Les réactions vives sont intéressantes à plusieurs égards. La « classe politique » de Berlin a pris ses distances relativement vite. Non seulement les représentants du SPD, comme M. Gabriel et le bourgmestre de Berlin, Klaus Wowereit, pour qui et avec qui M. Sarrazin a travaillé pendant de longues années, mais aussi la chancelière Angela Merkel ont déclaré leur opposition aux idées de M. Sarrazin. En même temps, un sondage relève que 43% seulement des sondés proches du SPD ne sont pas d’accord avec les thèses de cet « enfant terrible » de la social-démocratie berlinoise, alors que 36% le soutiennent. Parmi les proches de la démocratie chrétienne, les chiffres lui sont encore plus favorables : 45% lui donnent raison, et 43% seulement ne sont pas d’accord.
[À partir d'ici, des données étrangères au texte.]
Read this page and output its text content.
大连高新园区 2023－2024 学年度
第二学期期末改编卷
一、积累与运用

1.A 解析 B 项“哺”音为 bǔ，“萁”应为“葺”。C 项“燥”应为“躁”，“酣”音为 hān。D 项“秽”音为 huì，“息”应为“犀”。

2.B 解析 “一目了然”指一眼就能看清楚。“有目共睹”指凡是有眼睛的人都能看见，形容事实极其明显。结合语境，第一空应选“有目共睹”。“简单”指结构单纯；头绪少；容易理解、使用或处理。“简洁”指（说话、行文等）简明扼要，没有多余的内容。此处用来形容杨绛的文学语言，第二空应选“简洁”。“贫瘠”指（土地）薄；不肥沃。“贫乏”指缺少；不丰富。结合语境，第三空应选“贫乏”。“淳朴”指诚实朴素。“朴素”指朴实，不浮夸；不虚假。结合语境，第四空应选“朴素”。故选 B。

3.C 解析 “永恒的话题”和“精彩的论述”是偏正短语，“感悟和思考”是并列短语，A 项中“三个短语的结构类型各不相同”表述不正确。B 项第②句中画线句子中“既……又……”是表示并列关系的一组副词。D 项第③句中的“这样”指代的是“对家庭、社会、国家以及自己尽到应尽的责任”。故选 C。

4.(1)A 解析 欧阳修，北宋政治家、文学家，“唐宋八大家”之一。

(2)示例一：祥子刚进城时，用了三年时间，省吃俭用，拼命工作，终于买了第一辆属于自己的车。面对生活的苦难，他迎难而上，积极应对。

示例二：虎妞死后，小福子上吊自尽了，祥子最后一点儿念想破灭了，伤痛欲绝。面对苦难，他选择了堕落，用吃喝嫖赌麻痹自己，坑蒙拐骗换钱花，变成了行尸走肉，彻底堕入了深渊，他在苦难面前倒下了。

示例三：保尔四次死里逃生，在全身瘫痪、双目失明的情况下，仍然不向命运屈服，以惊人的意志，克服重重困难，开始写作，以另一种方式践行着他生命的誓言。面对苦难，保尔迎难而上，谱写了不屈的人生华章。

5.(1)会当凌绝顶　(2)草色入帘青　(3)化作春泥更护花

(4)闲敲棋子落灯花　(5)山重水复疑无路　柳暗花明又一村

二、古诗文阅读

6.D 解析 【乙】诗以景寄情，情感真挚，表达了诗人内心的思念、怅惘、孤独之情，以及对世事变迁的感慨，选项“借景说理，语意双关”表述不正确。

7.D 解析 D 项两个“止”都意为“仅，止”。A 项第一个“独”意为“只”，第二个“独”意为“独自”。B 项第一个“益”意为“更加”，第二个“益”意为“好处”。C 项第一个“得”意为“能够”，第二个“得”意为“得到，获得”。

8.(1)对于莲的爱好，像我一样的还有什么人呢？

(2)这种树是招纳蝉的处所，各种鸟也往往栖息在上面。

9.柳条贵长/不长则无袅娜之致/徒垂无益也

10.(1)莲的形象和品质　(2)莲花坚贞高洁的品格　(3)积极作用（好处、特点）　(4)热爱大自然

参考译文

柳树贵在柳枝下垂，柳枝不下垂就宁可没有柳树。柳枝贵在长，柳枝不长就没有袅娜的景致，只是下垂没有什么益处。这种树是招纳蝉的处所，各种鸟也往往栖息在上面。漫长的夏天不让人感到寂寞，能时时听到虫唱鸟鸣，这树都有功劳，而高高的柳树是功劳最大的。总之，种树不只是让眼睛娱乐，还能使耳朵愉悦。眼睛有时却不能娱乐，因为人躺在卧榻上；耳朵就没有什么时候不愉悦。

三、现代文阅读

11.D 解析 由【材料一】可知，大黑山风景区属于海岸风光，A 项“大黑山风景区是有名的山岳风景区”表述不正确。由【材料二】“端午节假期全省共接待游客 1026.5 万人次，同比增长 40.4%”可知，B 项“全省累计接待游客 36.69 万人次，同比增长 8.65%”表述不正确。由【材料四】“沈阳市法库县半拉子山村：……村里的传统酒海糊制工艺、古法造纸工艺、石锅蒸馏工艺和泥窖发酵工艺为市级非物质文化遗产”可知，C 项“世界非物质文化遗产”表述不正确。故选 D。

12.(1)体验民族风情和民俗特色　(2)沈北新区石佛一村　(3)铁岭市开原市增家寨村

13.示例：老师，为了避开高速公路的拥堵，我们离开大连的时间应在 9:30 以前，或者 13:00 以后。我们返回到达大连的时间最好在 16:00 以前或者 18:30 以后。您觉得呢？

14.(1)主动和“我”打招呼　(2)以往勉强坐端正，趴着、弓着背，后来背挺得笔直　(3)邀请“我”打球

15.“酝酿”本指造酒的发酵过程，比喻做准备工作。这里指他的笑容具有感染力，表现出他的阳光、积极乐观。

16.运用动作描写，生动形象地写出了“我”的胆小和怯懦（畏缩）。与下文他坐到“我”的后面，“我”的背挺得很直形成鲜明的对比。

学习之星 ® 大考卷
Mais les réactions les plus intéressantes viennent de la communauté immigrée. Des immigrés musulmans bien intégrés deviennent plus nombreux à défier l’auteur publiquement. Des journalistes allemands d’origine turque commencent à parler d’une intégration généralement réussie de la plupart des immigrés – « mais il faut du temps » ; mais aussi : « jamais, je ne me sentais plus turque que maintenant » (en réaction aux thèses de ce livre), écrit une journaliste de l’hebdomadaire libéral die Zeit. Ainsi, avec son livre, M. Sarrazin mettrait en danger l’acquis de l’intégration et, en même temps, un des éléments politiques clés de ses amis sociaux-démocrates.

Le débat sur les thèses de Sarrazin a peut-être fait apparaître un intérêt et une sensibilité accrus pour la situation des immigrés en Allemagne. Il a surtout fait apparaître une acceptation, ouverte ou tacite, par un grand nombre d’Allemands de thèses simplistes, voire ouvertement racistes concernant l’immigration.